Ruth-Thomas-200x200Guest post by Ruth Thomas, Founder and Senior Consultant at Curo Compensation

Ruth has over 20 years of international experience in the management of compensation processes and the design of pay and benefit structures, salary progression systems, and management incentive plans. Her corporate experience includes Lloyds TSB Group, Price Waterhouse Coopers, Dow Jones Group and Credit Suisse.

If this is the end of the annual performance review what happens to pay for performance? 

An emerging theme amongst the various analyst predictions for HR trends in 2014 is the belief that the traditional annual performance management cycle is no longer fit for purpose. The forecast is that forward thinking organisations are now looking at moving from an annual evaluation-only approach to performance management that is achieved through on-going feedback and coaching designed to promote continuous development.  This is in response to a number of factors including the increasingly dynamic business environment that has emerged where business goals and strategies are changing at a rate that outpaces an annual setting and assessment of performance goals.  Similarly forced ranking or competitive calibration is generally seen as counterproductive in the drive for high performance and engagement.

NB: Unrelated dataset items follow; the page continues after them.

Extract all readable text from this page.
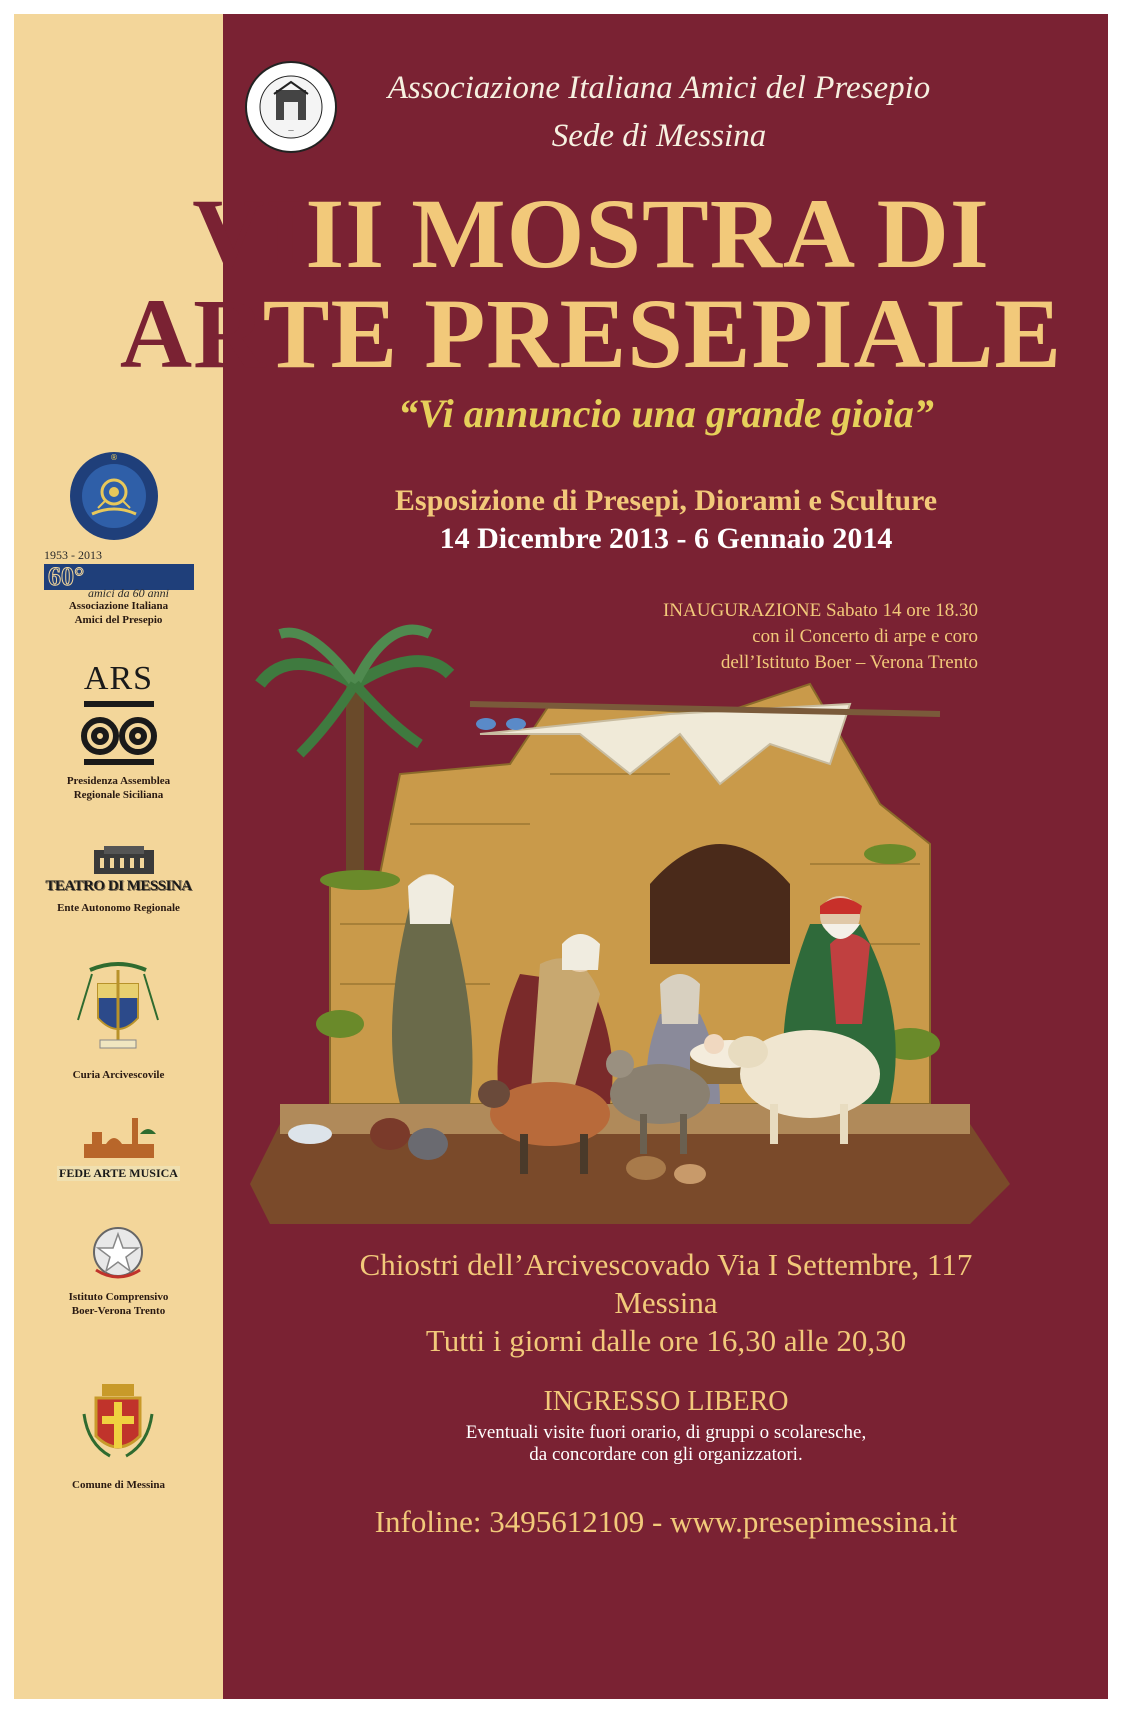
®
1953 - 2013
60°
amici da 60 anni
Associazione Italiana
Amici del Presepio
ARS
Presidenza Assemblea
Regionale Siciliana
TEATRO DI MESSINA
Ente Autonomo Regionale
Curia Arcivescovile
FEDE ARTE MUSICA
Istituto Comprensivo
Boer-Verona Trento
Comune di Messina
—
Associazione Italiana Amici del Presepio
Sede di Messina
VIII MOSTRA DI
ARTE PRESEPIALE
“Vi annuncio una grande gioia”
Esposizione di Presepi, Diorami e Sculture
14 Dicembre 2013 - 6 Gennaio 2014
INAUGURAZIONE Sabato 14 ore 18.30
con il Concerto di arpe e coro
dell’Istituto Boer – Verona Trento
Chiostri dell’Arcivescovado Via I Settembre, 117
Messina
Tutti i giorni dalle ore 16,30 alle 20,30
INGRESSO LIBERO
Eventuali visite fuori orario, di gruppi o scolaresche,
da concordare con gli organizzatori.
Infoline: 3495612109 - www.presepimessina.it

Organisations are also trying to consider how to engage and motivate the growing workforce population of millennials who are characterised by their need for more regular feedback and reinforcement.

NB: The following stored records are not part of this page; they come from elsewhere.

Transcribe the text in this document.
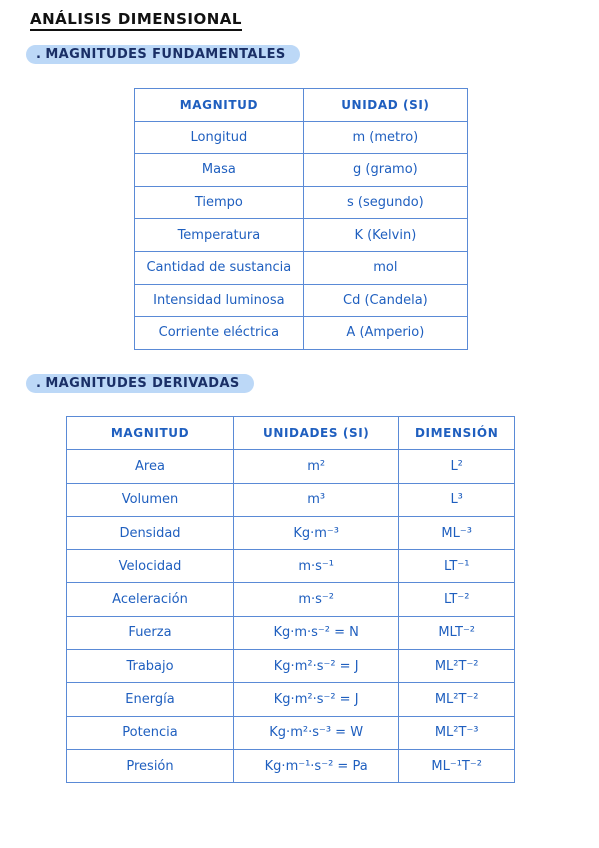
ANÁLISIS DIMENSIONAL
. MAGNITUDES FUNDAMENTALES
MAGNITUD	UNIDAD (SI)
Longitud	m (metro)
Masa	g (gramo)
Tiempo	s (segundo)
Temperatura	K (Kelvin)
Cantidad de sustancia	mol
Intensidad luminosa	Cd (Candela)
Corriente eléctrica	A (Amperio)
. MAGNITUDES DERIVADAS
MAGNITUD	UNIDADES (SI)	DIMENSIÓN
Area	m²	L²
Volumen	m³	L³
Densidad	Kg·m⁻³	ML⁻³
Velocidad	m·s⁻¹	LT⁻¹
Aceleración	m·s⁻²	LT⁻²
Fuerza	Kg·m·s⁻² = N	MLT⁻²
Trabajo	Kg·m²·s⁻² = J	ML²T⁻²
Energía	Kg·m²·s⁻² = J	ML²T⁻²
Potencia	Kg·m²·s⁻³ = W	ML²T⁻³
Presión	Kg·m⁻¹·s⁻² = Pa	ML⁻¹T⁻²
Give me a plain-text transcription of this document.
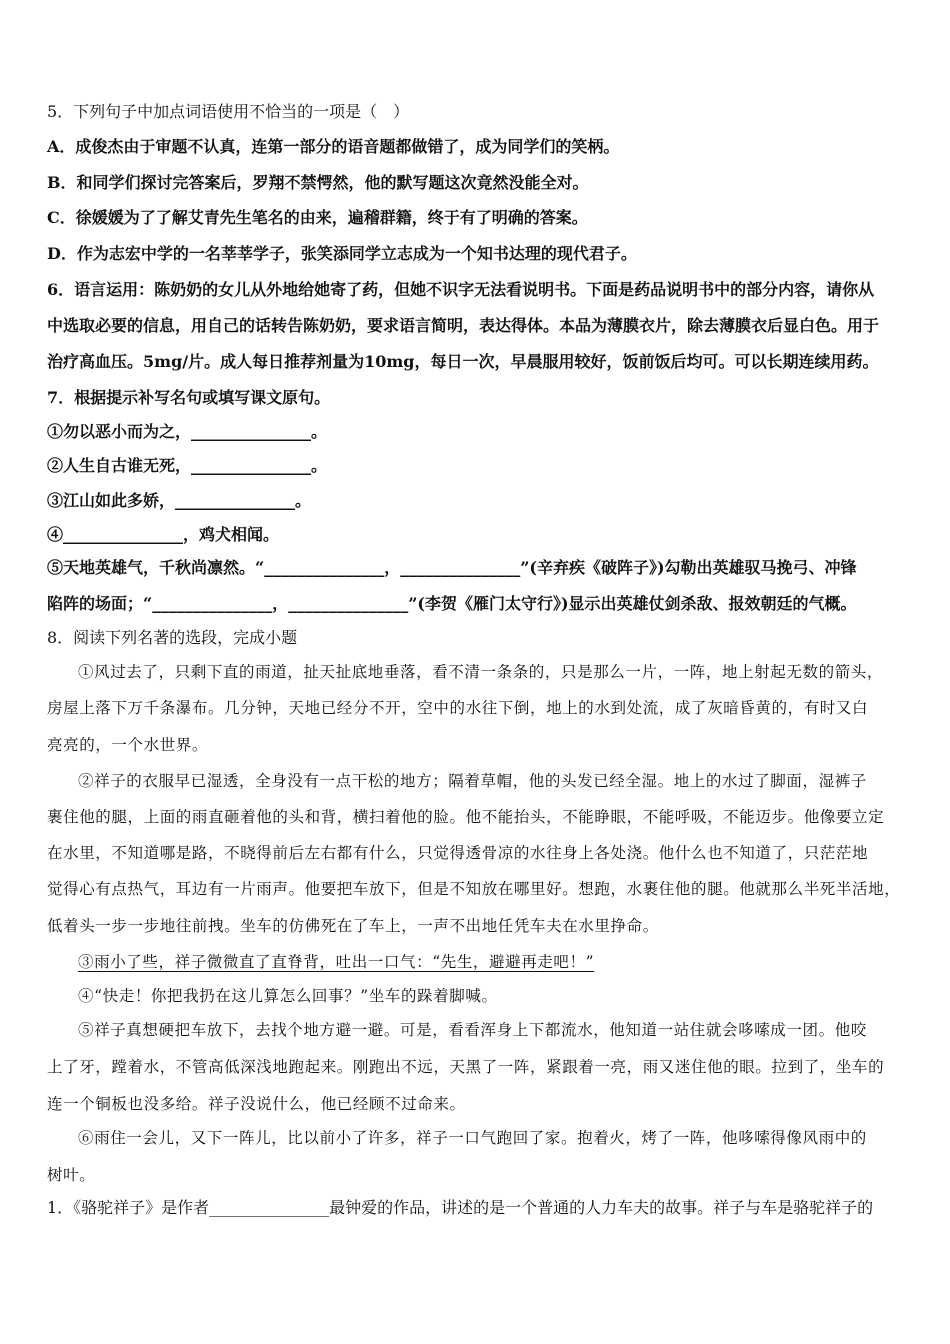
5．下列句子中加点词语使用不恰当的一项是（　）
A．成俊杰由于审题不认真，连第一部分的语音题都做错了，成为同学们的笑柄。
B．和同学们探讨完答案后，罗翔不禁愕然，他的默写题这次竟然没能全对。
C．徐媛媛为了了解艾青先生笔名的由来，遍稽群籍，终于有了明确的答案。
D．作为志宏中学的一名莘莘学子，张笑添同学立志成为一个知书达理的现代君子。
6．语言运用：陈奶奶的女儿从外地给她寄了药，但她不识字无法看说明书。下面是药品说明书中的部分内容，请你从
中选取必要的信息，用自己的话转告陈奶奶，要求语言简明，表达得体。本品为薄膜衣片，除去薄膜衣后显白色。用于
治疗高血压。5mg/片。成人每日推荐剂量为10mg，每日一次，早晨服用较好，饭前饭后均可。可以长期连续用药。
7．根据提示补写名句或填写课文原句。
①勿以恶小而为之，_______________。
②人生自古谁无死，_______________。
③江山如此多娇，_______________。
④_______________，鸡犬相闻。
⑤天地英雄气，千秋尚凛然。“_______________，_______________”(辛弃疾《破阵子》)勾勒出英雄驭马挽弓、冲锋
陷阵的场面；“_______________，_______________”(李贺《雁门太守行》)显示出英雄仗剑杀敌、报效朝廷的气概。
8．阅读下列名著的选段，完成小题
①风过去了，只剩下直的雨道，扯天扯底地垂落，看不清一条条的，只是那么一片，一阵，地上射起无数的箭头，
房屋上落下万千条瀑布。几分钟，天地已经分不开，空中的水往下倒，地上的水到处流，成了灰暗昏黄的，有时又白
亮亮的，一个水世界。
②祥子的衣服早已湿透，全身没有一点干松的地方；隔着草帽，他的头发已经全湿。地上的水过了脚面，湿裤子
裹住他的腿，上面的雨直砸着他的头和背，横扫着他的脸。他不能抬头，不能睁眼，不能呼吸，不能迈步。他像要立定
在水里，不知道哪是路，不晓得前后左右都有什么，只觉得透骨凉的水往身上各处浇。他什么也不知道了，只茫茫地
觉得心有点热气，耳边有一片雨声。他要把车放下，但是不知放在哪里好。想跑，水裹住他的腿。他就那么半死半活地，
低着头一步一步地往前拽。坐车的仿佛死在了车上，一声不出地任凭车夫在水里挣命。
③雨小了些，祥子微微直了直脊背，吐出一口气：“先生，避避再走吧！”
④“快走！你把我扔在这儿算怎么回事？”坐车的跺着脚喊。
⑤祥子真想硬把车放下，去找个地方避一避。可是，看看浑身上下都流水，他知道一站住就会哆嗦成一团。他咬
上了牙，蹚着水，不管高低深浅地跑起来。刚跑出不远，天黑了一阵，紧跟着一亮，雨又迷住他的眼。拉到了，坐车的
连一个铜板也没多给。祥子没说什么，他已经顾不过命来。
⑥雨住一会儿，又下一阵儿，比以前小了许多，祥子一口气跑回了家。抱着火，烤了一阵，他哆嗦得像风雨中的
树叶。
1．《骆驼祥子》是作者_______________最钟爱的作品，讲述的是一个普通的人力车夫的故事。祥子与车是骆驼祥子的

So does this also mean the end of the annual compensation review as well?

I think this is unlikely; many organisations have strived to move away from the ad hoc or anniversary based review approach with its inherent problems of budget creep and limited ability for peer/market ranking.  This combined with the reality that many organisations still struggle to manage a single annual review cycle in a way that prevents it from being anything other than a challenging administrative exercise.

Compensation-decision-factors

A better approach is to extend the range of factors that drive effective compensation decisions, to include:

  • Individual performance will move to be assessed more regularly but still provide input into variable pay decisions annually.
  • Annual business outcomes will continue to drive variable pay outcomes, particularly at more senior levels.
  • An assessment of an employee’s talent potential and leadership capabilities should influence compensation decisions, particularly salary in order to retain and motivate high potential employees.
  • More focus on recognising those employees with critical skills or indeed business relationships and networks required to support future business strategy should influence salary decisions.
  • Fairness and equity and market competitiveness will remain overriding principals for all compensation decisions.

Presenting the data on this broader range of factors to Line Managers to enable them to make informed compensation decisions will be a challenge for many organisations that are struggling to effectively access and calibrate HR and talent data.  Now is the time to start adapting reward policies for the new post-recession landscape and preparing yourselves for the data management and analytics required to support these changes.